Optimal Universal Quantum Encoding for Statistical Inference
Farhad Farokhi
TL;DR
The paper addresses universal quantum encoding for statistical inference by introducing maximal quantum leakage $\mathcal{Q}(X\rightarrow A)_{\rho}$ as a task-agnostic performance metric. It proves the optimal universal encoder is realized by pure states, and that basis encoding is universally optimal when enough qubits are available, achieving $\mathcal{Q}=\log_2(|\mathcal{X}|)$; for other regimes, an iterative projected-subgradient ascent computes the optimal encoding. The framework shows that inference accuracy is bounded by leakage times $\max_{z} \mathbb{P}\{Z=z\}$, independent of the inference objective or input distribution, linking encoding quality directly to a universal information-theoretic quantity.

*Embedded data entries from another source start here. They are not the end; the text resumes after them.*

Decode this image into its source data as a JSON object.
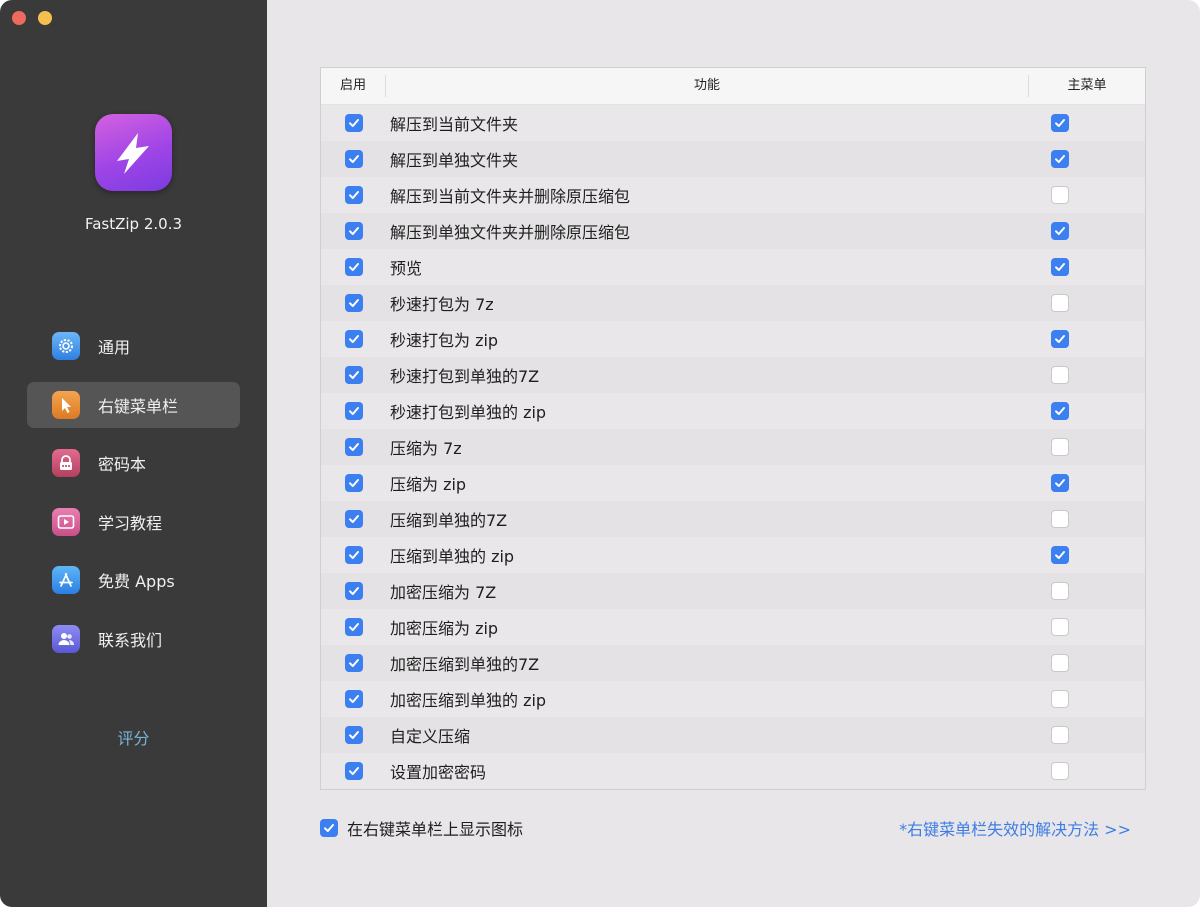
{
  "app": {
    "version_label": "FastZip 2.0.3",
    "rate_label": "评分"
  },
  "colors": {
    "sidebar_bg": "#3a3a3a",
    "accent": "#3b7ff0",
    "link": "#3d7de6"
  },
  "nav": {
    "items": [
      {
        "label": "通用",
        "icon": "gear-icon",
        "active": false
      },
      {
        "label": "右键菜单栏",
        "icon": "cursor-icon",
        "active": true
      },
      {
        "label": "密码本",
        "icon": "lock-icon",
        "active": false
      },
      {
        "label": "学习教程",
        "icon": "video-icon",
        "active": false
      },
      {
        "label": "免费 Apps",
        "icon": "app-store-icon",
        "active": false
      },
      {
        "label": "联系我们",
        "icon": "contacts-icon",
        "active": false
      }
    ]
  },
  "table": {
    "headers": {
      "enable": "启用",
      "function": "功能",
      "main_menu": "主菜单"
    },
    "rows": [
      {
        "label": "解压到当前文件夹",
        "enabled": true,
        "main_menu": true
      },
      {
        "label": "解压到单独文件夹",
        "enabled": true,
        "main_menu": true
      },
      {
        "label": "解压到当前文件夹并删除原压缩包",
        "enabled": true,
        "main_menu": false
      },
      {
        "label": "解压到单独文件夹并删除原压缩包",
        "enabled": true,
        "main_menu": true
      },
      {
        "label": "预览",
        "enabled": true,
        "main_menu": true
      },
      {
        "label": "秒速打包为 7z",
        "enabled": true,
        "main_menu": false
      },
      {
        "label": "秒速打包为 zip",
        "enabled": true,
        "main_menu": true
      },
      {
        "label": "秒速打包到单独的7Z",
        "enabled": true,
        "main_menu": false
      },
      {
        "label": "秒速打包到单独的 zip",
        "enabled": true,
        "main_menu": true
      },
      {
        "label": "压缩为 7z",
        "enabled": true,
        "main_menu": false
      },
      {
        "label": "压缩为 zip",
        "enabled": true,
        "main_menu": true
      },
      {
        "label": "压缩到单独的7Z",
        "enabled": true,
        "main_menu": false
      },
      {
        "label": "压缩到单独的 zip",
        "enabled": true,
        "main_menu": true
      },
      {
        "label": "加密压缩为 7Z",
        "enabled": true,
        "main_menu": false
      },
      {
        "label": "加密压缩为 zip",
        "enabled": true,
        "main_menu": false
      },
      {
        "label": "加密压缩到单独的7Z",
        "enabled": true,
        "main_menu": false
      },
      {
        "label": "加密压缩到单独的 zip",
        "enabled": true,
        "main_menu": false
      },
      {
        "label": "自定义压缩",
        "enabled": true,
        "main_menu": false
      },
      {
        "label": "设置加密密码",
        "enabled": true,
        "main_menu": false
      }
    ]
  },
  "footer": {
    "show_icon_label": "在右键菜单栏上显示图标",
    "show_icon_checked": true,
    "help_link": "*右键菜单栏失效的解决方法 >>"
  }
}
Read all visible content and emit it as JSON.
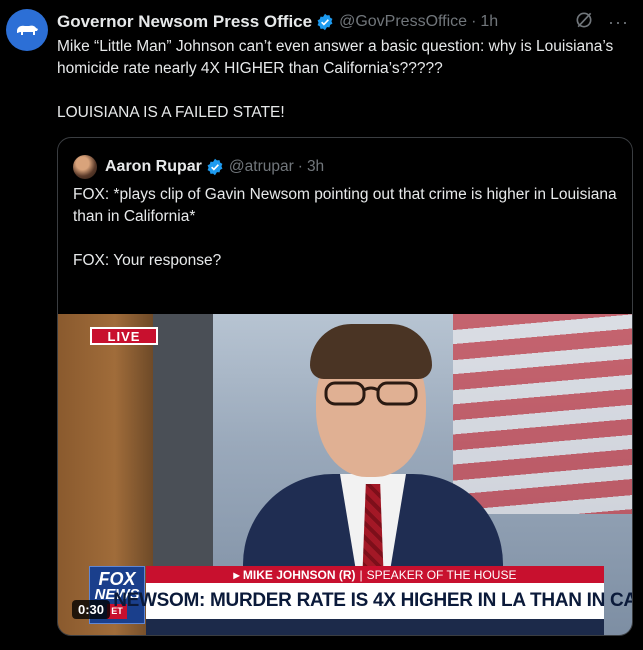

Additionally, the work provides a lower bound on the required qubit budget, $\log_2(|\mathcal{X}|)/2$, and offers a scalable numerical method to compute optimal encodings across regimes, informing design of quantum inference systems.
Abstract
Optimal encoding of classical data for statistical inference using quantum computing is investigated. A universal encoder is sought that is optimal for a wide array of statistical inference tasks. Accuracy of any statistical inference is shown to be upper bounded by a term that is proportional to maximal quantum leakage from the classical data, i.e., the input to the inference model, through its quantum encoding. This demonstrates that the maximal quantum leakage is a universal measure of the quality of the encoding strategy for statistical inference as it only depends on the quantum encoding of the data and not the inference task itself. The optimal universal encoding strategy, i.e., the encoding strategy that maximizes the maximal quantum leakage, is proved to be attained by pure states. When there are enough qubits, basis encoding is proved to be universally optimal. An iterative method for numerically computing the optimal universal encoding strategy is presented.